I’ve loved the Slits for a few years now, not as many as I should have, because I was a late comer to their music, but long enough that their songs are pretty embedded in my bones. Living in New Zealand their music fitted in neatly with the rest of my mental history of English & European grrrl punk/post punk; I knew their influence on riot grrrl and felt duly outraged at their lack of acknowledgment, both in the “punk era” & today. Their music made me excited, confused and intrigued. I liked the Peel Sessions better than Cut, but could completely see the importance of Cut, and the fact that the Slits had busted down the convention of what punk “was”, and forged their own amazing & influential style, of course not to mention the fact that they started out as an all-female punk group who wrote, played and controlled their own music, and the lead singer was only 14 years old!
However, it was not til I got to London that the whole thing really, fully clicked into gear for me. I mean, you could say that about most of the UK based music I listened to really. And this is not to say you can get everything you need out of this music listening to it in a far away country like New Zealand, and comprehending it through the filter of your own hometown, but I have to say there is something romantic (and completely, shamelessly idealistic & nostalgic I’ll readily admit) about looking out the window of my North London flat on a grey Autumn Sunday afternoon, at the bricks & the chimney pots and the kids playing in the middle of the streets, listening to the mixture of accents & languages, watching the crows & the pigeons stalk around the rooftops and going ahhh….right….now I get what they’re saying.
Zoe Street Howe’s book, as well as being a thorough and comprehensive history of the Slits, is an amazing snapshot of London in the late 70s early 80s. If you’re feeling as romantic about London as I am, I would recommend you read this book despite what you do or don’t know about the Slits.
Strangely enough, given the fact that they are so often name-checked by many artists today as being inspirational musically, politically & personally, the Slits have not had any books written solely about them up until now. Particularly strange as they are so important and intertwined with punk rock history, post-punk & also the formation of riot grrrl. Oh well, I hopefully this will be the first of many, and I’m glad Zoe kicked it off.

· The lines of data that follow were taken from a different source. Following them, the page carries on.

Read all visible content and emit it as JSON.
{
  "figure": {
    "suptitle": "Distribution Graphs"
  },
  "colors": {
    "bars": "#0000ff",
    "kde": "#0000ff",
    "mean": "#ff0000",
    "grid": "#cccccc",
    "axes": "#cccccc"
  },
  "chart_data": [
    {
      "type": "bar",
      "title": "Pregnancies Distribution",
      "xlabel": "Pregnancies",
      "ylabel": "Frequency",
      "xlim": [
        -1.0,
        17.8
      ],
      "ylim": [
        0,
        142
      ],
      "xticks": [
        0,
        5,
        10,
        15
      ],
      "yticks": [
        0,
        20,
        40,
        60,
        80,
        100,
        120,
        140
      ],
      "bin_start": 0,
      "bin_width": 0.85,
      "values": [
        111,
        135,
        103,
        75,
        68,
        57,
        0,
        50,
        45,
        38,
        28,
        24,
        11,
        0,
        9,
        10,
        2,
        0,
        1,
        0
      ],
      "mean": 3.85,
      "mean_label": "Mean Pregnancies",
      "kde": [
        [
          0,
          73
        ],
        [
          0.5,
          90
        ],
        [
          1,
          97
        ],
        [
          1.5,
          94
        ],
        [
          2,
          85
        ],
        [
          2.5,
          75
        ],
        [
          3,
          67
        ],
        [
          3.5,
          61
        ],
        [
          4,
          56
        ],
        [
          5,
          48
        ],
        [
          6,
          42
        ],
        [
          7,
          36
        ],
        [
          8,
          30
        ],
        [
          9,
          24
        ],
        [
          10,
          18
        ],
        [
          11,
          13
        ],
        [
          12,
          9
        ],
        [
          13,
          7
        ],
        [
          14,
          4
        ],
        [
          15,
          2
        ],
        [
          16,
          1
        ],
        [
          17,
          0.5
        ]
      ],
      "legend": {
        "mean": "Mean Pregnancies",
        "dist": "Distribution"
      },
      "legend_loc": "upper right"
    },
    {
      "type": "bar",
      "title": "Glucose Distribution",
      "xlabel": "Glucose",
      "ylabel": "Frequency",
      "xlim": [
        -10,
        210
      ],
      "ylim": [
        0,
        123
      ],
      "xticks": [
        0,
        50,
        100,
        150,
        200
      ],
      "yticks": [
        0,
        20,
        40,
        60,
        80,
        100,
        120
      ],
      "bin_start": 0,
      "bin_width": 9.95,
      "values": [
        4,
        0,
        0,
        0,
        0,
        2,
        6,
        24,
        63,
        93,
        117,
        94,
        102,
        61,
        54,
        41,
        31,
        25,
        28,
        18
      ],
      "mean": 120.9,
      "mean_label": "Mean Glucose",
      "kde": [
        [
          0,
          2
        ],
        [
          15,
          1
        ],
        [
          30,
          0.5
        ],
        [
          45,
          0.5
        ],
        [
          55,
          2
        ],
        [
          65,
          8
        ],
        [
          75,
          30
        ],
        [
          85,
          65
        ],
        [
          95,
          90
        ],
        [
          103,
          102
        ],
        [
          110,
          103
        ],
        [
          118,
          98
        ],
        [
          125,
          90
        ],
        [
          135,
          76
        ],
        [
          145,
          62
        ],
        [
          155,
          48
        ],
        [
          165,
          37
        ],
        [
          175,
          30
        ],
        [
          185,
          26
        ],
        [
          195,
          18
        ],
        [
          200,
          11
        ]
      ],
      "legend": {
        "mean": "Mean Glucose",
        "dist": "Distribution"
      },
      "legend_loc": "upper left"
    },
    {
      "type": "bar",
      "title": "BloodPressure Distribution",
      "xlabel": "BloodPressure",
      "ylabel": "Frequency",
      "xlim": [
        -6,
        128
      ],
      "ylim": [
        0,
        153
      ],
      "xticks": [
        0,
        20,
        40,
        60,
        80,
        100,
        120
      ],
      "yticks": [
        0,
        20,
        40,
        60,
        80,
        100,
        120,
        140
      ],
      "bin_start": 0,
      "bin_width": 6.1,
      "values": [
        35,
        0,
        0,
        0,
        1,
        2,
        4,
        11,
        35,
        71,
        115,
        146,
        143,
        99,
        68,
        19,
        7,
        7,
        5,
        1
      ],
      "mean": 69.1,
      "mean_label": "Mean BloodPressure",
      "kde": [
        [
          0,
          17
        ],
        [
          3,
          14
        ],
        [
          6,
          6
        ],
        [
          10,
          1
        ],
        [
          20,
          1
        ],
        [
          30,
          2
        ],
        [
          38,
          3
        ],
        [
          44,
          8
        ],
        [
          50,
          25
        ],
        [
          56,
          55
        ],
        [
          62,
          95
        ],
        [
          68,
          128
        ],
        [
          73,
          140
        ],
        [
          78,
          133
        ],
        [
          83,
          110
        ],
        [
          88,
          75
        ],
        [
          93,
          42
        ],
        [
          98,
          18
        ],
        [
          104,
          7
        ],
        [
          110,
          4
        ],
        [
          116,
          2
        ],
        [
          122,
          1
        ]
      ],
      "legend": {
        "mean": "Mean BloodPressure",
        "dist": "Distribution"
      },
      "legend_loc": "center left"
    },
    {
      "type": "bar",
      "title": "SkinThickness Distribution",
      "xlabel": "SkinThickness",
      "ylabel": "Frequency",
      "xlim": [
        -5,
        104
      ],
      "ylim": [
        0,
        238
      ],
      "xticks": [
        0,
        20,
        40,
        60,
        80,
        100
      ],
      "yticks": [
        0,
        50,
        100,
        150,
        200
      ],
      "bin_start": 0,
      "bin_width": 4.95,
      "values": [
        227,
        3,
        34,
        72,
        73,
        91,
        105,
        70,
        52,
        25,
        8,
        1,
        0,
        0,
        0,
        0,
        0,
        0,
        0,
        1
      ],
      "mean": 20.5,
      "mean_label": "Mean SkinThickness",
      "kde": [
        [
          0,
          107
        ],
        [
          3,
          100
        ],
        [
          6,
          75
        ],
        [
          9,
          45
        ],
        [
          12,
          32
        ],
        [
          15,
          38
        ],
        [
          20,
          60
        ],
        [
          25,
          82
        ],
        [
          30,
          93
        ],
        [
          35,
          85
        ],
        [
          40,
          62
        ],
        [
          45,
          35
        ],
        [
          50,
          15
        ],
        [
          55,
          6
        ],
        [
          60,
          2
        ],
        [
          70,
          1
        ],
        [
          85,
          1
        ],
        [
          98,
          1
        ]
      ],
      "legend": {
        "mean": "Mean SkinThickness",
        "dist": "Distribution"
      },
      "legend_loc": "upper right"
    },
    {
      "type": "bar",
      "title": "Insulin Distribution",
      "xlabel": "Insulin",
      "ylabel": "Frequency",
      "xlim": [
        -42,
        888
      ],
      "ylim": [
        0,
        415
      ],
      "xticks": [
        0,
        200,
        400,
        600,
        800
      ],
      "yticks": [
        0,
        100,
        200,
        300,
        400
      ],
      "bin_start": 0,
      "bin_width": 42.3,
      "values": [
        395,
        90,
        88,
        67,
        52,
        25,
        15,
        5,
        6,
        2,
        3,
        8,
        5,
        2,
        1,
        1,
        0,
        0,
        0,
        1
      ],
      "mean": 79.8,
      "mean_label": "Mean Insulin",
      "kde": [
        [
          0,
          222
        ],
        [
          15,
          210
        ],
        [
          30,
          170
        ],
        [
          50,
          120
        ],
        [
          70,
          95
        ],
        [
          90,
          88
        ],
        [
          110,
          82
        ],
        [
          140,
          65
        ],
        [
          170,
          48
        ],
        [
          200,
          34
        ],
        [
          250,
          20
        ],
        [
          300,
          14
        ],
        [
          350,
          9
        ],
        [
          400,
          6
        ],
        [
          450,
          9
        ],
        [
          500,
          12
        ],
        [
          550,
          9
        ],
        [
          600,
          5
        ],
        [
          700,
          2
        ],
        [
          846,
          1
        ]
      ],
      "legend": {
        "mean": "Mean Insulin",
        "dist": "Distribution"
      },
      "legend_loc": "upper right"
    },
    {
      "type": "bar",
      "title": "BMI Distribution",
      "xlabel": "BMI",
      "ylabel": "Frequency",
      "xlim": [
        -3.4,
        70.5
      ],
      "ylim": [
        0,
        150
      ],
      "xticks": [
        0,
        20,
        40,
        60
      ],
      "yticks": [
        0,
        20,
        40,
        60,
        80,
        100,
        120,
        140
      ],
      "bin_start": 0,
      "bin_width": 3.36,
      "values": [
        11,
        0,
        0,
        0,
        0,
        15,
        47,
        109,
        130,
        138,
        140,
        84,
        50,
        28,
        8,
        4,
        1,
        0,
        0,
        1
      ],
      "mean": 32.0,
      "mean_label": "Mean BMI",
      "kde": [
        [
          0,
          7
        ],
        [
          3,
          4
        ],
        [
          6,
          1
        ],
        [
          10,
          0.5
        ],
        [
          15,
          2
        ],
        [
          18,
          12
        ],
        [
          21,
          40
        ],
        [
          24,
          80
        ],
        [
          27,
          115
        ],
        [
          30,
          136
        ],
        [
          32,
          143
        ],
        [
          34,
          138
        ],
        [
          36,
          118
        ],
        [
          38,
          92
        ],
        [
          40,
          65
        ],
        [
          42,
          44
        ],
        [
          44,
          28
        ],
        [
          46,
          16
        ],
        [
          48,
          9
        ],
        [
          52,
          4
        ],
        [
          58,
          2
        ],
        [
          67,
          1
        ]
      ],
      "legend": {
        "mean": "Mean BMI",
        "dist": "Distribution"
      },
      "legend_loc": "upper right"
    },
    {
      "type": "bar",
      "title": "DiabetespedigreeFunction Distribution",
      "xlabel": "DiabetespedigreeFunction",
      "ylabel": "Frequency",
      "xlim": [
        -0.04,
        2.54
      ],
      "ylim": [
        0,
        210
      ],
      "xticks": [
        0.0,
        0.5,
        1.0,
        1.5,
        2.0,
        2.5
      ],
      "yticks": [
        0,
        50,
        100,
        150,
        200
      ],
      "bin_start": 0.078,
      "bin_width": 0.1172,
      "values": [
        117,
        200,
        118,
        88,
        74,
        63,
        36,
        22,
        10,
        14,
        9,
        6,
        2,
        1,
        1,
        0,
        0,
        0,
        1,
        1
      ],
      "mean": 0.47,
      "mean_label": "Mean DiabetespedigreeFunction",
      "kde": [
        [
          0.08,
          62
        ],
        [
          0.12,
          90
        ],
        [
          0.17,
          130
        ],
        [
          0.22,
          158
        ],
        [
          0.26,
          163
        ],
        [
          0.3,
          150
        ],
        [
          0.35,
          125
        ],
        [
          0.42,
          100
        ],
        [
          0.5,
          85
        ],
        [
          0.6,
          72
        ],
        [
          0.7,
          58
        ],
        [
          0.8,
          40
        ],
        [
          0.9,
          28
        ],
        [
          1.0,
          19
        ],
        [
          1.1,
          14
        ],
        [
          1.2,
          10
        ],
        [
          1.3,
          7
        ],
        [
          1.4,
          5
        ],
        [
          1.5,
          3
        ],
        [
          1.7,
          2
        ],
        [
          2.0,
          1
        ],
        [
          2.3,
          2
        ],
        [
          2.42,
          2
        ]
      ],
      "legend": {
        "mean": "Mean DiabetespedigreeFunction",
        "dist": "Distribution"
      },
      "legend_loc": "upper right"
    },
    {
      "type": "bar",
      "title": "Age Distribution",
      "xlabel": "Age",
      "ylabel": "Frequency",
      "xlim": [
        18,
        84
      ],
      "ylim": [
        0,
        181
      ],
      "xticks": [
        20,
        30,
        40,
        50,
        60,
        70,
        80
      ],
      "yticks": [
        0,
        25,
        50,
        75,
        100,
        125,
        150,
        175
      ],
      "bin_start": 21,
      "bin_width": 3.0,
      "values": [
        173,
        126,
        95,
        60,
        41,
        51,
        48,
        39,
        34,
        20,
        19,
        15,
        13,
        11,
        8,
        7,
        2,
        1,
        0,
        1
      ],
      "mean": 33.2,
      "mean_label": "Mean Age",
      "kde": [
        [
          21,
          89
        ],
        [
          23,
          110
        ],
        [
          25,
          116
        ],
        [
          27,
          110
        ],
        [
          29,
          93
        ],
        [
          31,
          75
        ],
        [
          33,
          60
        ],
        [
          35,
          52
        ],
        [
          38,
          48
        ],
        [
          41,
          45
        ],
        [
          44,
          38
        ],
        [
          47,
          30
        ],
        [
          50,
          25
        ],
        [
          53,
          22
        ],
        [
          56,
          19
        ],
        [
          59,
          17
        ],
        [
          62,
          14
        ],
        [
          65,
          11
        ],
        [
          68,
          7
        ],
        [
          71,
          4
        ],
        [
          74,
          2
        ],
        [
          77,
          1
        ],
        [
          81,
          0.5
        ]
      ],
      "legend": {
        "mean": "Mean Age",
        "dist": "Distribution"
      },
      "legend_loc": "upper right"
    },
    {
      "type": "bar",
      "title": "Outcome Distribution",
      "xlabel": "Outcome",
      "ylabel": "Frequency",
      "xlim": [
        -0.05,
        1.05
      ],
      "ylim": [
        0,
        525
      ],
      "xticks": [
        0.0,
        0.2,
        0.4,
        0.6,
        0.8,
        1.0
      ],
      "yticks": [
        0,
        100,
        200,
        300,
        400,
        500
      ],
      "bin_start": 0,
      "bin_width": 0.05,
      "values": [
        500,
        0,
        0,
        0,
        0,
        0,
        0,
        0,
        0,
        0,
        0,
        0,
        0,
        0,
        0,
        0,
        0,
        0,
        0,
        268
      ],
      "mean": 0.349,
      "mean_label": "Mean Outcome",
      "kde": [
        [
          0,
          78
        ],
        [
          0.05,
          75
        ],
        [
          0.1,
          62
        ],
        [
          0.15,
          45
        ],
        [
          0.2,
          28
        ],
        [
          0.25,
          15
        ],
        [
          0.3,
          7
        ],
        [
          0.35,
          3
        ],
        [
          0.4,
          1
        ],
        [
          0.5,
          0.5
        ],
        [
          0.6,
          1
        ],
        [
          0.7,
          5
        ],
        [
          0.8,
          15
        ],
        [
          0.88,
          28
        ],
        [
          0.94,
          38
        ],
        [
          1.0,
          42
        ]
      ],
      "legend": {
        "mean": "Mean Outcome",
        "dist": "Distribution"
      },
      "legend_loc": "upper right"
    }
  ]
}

Recently I read Meaty, beaty, big and bouncy!: classic rock and pop writing from Elvis to Oasis, which included articles by rock critics such as Julie Burchill and Nick Kent. Zoe Street Howe’s writing doesn’t have the painfully honed personality of these critics, which makes it an easy read, and you don’t feel irritated by an opinion forced down your throat. But at the same time, who can deny the enjoyment gained from reading a purely opinionated piece of music journalism? Who doesn’t like feeling the passion fairly burning up the page? I would’ve liked to hear more about Zoe’s own experience of listening to the Slits, and her opinions about various periods in their history, hear more of her voice in her writing. I guess that’s one of my only criticisms really.
One of the things I enjoyed most about the book was the fact it gave the opportunity to find out what other musicians thought of the Slits music. Up until now, even “pro-Slits” articles that I have read focus on other aspects, such as their crazy antics & the horror they inspired in the general public. Only very occassionally have I read about people actually analysing their music, because most often they’re dismissed as not being able to play. Friends such as Keith Levene (the Clash, PiL) and Don Letts, among others, offer up insights into the Slits musical intentions, and analyse their playing as is the norm in articles written about male musicians of the era, but rare to non-existant when it comes to the Slits. So for example, you can read about Levene’s thoughts on Viv Albertine’s playing, after he gave her a few guitar lessons and she went out and did her own thing, experimenting & creating her particular style. We discover Ari Up was a musician before joining the Slits & played piano – so much for her just being an attention-seeking hellion as people would have you believe. Strictly-for-the-fan’s details, such as how Tessa felt about singing “Adventures Close to Home”, stepping out of her role as the silent, mysterious bass player are also revealed. The Slits connections with other female musicians of the era such as the Mo-dettes & Nina Hagen are similarly explored.
Actual analysis of female punk musicians – amazing!
ok, well, I’ll stop rambling now. This is a great and much overdue book, about an extremely important band that is finally getting its dues.